Extremely stinky green slime possessing the ability to assume the appearance and texture of simple inanimate objects. Absorbs neural energy from other life forms. Projects emotions and enhances emotions in others.
When hidden and free to act, Smelly Jelly can have a devastating effect on an unsuspecting population.
Public or Secret
Not technically a secret, but it's so good at hiding, very few people are aware of its existence.
Publicly Stated Goal
Not actually 'stated', but its observed goal has been to cause maximum chaos for the purpose of supplying itself with maximum neural energy to feed on.
Those who favor them
Those opposed to them
All other sentient beings in the universe.
No one has ever managed to communicate with Smelly Jelly. It is not known if the Jelly has the capacity to communicate.
Area of Operation
Smelly Jelly has been encountered all over the trans-Briar Patch area. The full extent of the Jelly's area of operation is unknown.
Amorphous mass of green semi-translucent slime with the consistency of Jello. It has been encountered in huge ponds and small droplets. Smelly Jelly has the ability to transform its shape, color, and texture to mimic any simple inanimate object (tables, chairs, ashtrays...) in order to hide in plain sight. It can extrude long whip-like tentacles to grasp or attack. It can ooze slowly across the ground.
Smelly Jelly has proven all but impervious to conventional scanning techniques. The Smelly Jelly is not protoplasm. One leading theory suggests that it is actually an extra-dimensional extrusion into our spacetime from a deep layer of subspace. Visual inspection reveals a homogenous mass of green jelly in which are embedded darker globules that slowly drift around, combine, and split apart again. Electrical discharges are sometimes visible between the globules, though usually only when the Jelly is feeding heavily. In very large pools of Jelly, these globules can be as large as 1 foot in diameter. Smaller Jellies have proportionately smaller features all the way down to microscopic. When not feeding, the Smelly Jelly exudes an odor so foul that no species can tolerate it without gagging violently. The more a Jelly feeds, the less the smell becomes, until it is absent altogether when the Jelly is sated.
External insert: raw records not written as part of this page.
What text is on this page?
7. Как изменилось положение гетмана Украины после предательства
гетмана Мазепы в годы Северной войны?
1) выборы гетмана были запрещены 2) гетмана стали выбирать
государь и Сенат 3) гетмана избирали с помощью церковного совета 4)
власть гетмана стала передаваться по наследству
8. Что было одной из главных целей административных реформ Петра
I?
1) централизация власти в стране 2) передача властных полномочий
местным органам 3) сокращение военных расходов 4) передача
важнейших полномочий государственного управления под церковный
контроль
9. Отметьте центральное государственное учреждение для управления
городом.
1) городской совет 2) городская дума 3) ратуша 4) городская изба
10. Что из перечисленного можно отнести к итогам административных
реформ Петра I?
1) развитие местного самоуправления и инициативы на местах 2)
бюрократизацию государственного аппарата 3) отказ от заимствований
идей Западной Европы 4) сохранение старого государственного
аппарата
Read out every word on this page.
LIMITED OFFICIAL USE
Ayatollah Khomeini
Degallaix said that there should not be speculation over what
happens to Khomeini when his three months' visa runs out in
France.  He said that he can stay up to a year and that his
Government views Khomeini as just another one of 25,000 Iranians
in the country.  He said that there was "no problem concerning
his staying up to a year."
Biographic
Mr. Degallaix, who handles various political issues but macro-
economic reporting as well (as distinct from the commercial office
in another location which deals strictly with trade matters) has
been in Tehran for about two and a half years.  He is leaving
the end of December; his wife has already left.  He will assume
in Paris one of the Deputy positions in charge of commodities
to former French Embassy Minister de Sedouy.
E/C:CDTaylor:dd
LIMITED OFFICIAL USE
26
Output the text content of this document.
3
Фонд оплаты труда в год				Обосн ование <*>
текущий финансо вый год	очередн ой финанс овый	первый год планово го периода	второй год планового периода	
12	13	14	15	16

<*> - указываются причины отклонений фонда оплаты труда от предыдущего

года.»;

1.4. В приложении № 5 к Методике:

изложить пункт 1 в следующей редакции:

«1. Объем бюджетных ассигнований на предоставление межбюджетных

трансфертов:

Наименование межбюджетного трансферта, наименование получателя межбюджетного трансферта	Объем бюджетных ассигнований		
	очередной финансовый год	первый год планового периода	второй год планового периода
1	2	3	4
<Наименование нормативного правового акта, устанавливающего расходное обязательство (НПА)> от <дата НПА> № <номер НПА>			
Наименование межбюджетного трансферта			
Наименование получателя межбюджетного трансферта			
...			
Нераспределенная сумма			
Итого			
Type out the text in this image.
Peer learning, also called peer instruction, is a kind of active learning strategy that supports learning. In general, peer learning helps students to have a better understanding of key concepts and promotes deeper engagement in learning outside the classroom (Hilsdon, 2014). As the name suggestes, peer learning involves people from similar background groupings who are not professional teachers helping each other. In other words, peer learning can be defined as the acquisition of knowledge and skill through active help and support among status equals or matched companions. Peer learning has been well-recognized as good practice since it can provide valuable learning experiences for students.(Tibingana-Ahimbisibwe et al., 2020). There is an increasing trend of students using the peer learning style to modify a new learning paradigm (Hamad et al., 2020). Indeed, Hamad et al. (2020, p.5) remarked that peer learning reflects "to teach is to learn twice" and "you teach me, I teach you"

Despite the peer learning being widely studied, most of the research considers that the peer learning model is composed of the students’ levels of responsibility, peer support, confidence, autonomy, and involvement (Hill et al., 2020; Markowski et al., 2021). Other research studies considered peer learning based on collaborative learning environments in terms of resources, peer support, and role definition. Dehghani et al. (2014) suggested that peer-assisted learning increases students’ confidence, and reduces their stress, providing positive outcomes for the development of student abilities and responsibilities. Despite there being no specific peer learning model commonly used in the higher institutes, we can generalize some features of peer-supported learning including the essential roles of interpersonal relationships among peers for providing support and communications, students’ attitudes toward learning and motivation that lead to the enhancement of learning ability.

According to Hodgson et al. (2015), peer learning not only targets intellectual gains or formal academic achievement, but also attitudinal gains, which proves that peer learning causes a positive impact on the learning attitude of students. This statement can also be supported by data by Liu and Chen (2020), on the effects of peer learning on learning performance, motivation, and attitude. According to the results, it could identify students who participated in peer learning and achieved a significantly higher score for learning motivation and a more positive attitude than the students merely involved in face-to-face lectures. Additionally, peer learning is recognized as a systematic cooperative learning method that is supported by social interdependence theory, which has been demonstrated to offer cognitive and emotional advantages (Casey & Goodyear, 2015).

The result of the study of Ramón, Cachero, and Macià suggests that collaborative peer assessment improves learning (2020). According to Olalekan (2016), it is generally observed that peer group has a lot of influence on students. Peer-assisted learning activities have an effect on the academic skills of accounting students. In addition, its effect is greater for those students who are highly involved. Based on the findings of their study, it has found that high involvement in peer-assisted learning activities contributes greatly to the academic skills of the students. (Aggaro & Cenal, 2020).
Smelly Jelly is under the control of Jelly Brains.
Undetectable by conventional scanning devices.
Detectable by its pungent aroma. Aside from that, none known. If you see Smelly Jelly, run.
The Smelly Jelly feeds on the neuro-electrical energy of sentient species. To generate the maximum neural energy, it has the ability to influence thought processes and enhancing negative emotions in order to cause chaos. It can operate independently, but when under the direct control of a Jelly Brain, it is much more powerful, even capable of astounding feats of telekinetics.
Smelly Jelly was discovered by the Banshee Squadron on the Trojan planetoid of Nanuq in the New Canada system. It was dubbed 'Smelly Jelly' by Lieutenant Jo Schmidt because of its obvious physical attributes, and the name stuck.
Over the next few years, Jelly was found in public venues on Starbase 901 shape-shifted into innocuous objects. Its favorite tactic was to wait until a pretty girl walked by, then pinch her tushie. The girl would blame the nearest man, and the fireworks would start, giving the Jelly plenty of neural energy to feed on.
Since it feeds on the neuro-electrical energy of other species, it prefers high stress environments where neural energy is plentiful. It used its ability to influence the thought patterns of humanoids in order to cause chaos during the Mulluran War in areas where the fighting was heaviest, and it is suspected that the empathic influence of the Jelly on the soldiers of both sides was responsible for some of the bloodiest and most vicious engagements of that conflict—all simply so the Jelly could feed.